A few nervous chuckles. Karen continued, her voice a steady cadence of authority and elegance. She moved between quotes and interpretations, guiding the students through Blake's Songs of Innocence and Experience like Virgil leading Dante. Most listened with wary attention. A few wrote furiously. Jonny Westlake, however, didn't take a single note. He watched her. Not in a distracted way, but intently. Like he was reading her.
By the time the class ended, Karen was oddly unsettled. She dismissed the students with a nod, already turning back to her desk when she heard a voice behind her.
"Professor Higgins?"
She looked up. It was him. Of course.
"Yes, Mr. Westlake?"
"I just wanted to say... I liked what you said about Blake. The contrast between innocence and experience. It reminded me of—well, never mind. You probably hear that kind of thing all the time."
She tilted her head. "I doubt it. Most students tell me I'm too harsh, or that I ruined poetry for them."
"I don't think you ruin anything. I think you demand attention. There's a difference."
Karen raised an eyebrow. "Are you trying to flatter me, Mr. Westlake?"
"Would it work?"
There it was again—that smile. Karen straightened, reaching for her bag.

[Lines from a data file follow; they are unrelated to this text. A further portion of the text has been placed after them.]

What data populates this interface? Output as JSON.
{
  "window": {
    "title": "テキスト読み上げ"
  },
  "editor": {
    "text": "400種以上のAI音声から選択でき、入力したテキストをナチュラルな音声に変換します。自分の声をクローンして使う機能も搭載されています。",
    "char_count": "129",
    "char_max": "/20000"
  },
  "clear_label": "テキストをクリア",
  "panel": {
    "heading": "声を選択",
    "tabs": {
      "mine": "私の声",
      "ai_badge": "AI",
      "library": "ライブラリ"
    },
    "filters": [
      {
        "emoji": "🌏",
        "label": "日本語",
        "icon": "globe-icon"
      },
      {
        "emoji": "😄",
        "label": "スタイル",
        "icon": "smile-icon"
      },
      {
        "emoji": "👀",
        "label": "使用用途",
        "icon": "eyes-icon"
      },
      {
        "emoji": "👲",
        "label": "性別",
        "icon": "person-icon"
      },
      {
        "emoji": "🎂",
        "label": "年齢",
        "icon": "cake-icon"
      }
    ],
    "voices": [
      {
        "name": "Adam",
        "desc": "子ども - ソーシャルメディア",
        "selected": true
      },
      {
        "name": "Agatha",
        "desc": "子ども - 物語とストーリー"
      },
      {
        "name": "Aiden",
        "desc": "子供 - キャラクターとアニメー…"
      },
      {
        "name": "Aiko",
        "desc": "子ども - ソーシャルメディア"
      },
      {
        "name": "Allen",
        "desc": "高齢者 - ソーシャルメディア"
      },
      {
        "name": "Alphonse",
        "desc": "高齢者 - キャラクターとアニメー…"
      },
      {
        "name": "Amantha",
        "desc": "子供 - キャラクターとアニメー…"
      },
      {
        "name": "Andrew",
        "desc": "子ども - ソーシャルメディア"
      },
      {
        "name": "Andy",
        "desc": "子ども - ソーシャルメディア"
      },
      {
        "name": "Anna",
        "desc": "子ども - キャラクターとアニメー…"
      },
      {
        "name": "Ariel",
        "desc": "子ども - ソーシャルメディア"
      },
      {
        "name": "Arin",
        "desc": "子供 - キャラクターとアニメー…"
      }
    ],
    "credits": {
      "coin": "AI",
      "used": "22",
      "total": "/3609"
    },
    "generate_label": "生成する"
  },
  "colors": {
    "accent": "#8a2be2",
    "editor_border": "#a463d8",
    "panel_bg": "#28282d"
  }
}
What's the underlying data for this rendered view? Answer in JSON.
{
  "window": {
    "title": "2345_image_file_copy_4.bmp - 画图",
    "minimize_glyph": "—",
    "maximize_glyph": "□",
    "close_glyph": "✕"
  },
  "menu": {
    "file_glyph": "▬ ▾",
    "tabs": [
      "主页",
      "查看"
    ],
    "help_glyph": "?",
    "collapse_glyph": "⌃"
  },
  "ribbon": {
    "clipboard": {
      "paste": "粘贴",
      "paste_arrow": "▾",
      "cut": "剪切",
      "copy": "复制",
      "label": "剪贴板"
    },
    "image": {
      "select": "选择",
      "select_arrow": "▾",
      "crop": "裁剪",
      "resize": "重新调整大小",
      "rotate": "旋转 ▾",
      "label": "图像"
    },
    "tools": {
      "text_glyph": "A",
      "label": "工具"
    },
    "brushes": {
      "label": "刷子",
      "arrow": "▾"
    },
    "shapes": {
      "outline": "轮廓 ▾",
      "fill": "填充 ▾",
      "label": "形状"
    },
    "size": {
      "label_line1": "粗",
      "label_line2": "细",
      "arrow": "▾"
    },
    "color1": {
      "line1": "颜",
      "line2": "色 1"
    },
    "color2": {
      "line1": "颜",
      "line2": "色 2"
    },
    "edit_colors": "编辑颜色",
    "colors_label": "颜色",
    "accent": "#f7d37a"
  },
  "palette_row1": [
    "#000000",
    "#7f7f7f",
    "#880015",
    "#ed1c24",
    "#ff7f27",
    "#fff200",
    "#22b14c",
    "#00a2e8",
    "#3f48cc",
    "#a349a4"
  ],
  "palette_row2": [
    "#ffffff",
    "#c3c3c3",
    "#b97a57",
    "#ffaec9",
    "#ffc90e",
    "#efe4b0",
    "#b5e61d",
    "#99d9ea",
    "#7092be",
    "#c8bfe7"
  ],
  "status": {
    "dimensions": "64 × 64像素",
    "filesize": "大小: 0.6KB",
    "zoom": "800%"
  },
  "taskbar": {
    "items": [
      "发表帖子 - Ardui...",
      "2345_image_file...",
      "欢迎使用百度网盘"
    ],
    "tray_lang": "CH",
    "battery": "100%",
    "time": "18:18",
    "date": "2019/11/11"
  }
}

"Don't mistake good manners for affection. You're not the first charming student I've encountered."
"Maybe not," he said, backing away toward the door. "But I might be the first one who means it."
He left before she could respond.
---
That evening, Karen sat alone in her townhouse, a glass of wine in hand. The house was quiet, save for the occasional creak of floorboards or the hum of her aging refrigerator. On her coffee table sat the graded papers from last semester, still needing final marks. Her cat, Milton, curled against her leg, purring softly.
She should've brushed off Jonny's comment. He was a boy—barely out of adolescence. She was twice his age and then some. He couldn't possibly be serious.
And yet…
That look. The ease with which he spoke to her. As though she were just another person, not a professor or a woman past her prime.
Karen took another sip of wine and shook her head. Ridiculous. She had no time for fantasies, and certainly not for some boy playing at flirtation.
Still, as she drifted to sleep that night,
his voice echoed faintly in her mind:
> "I might be the first one who means it."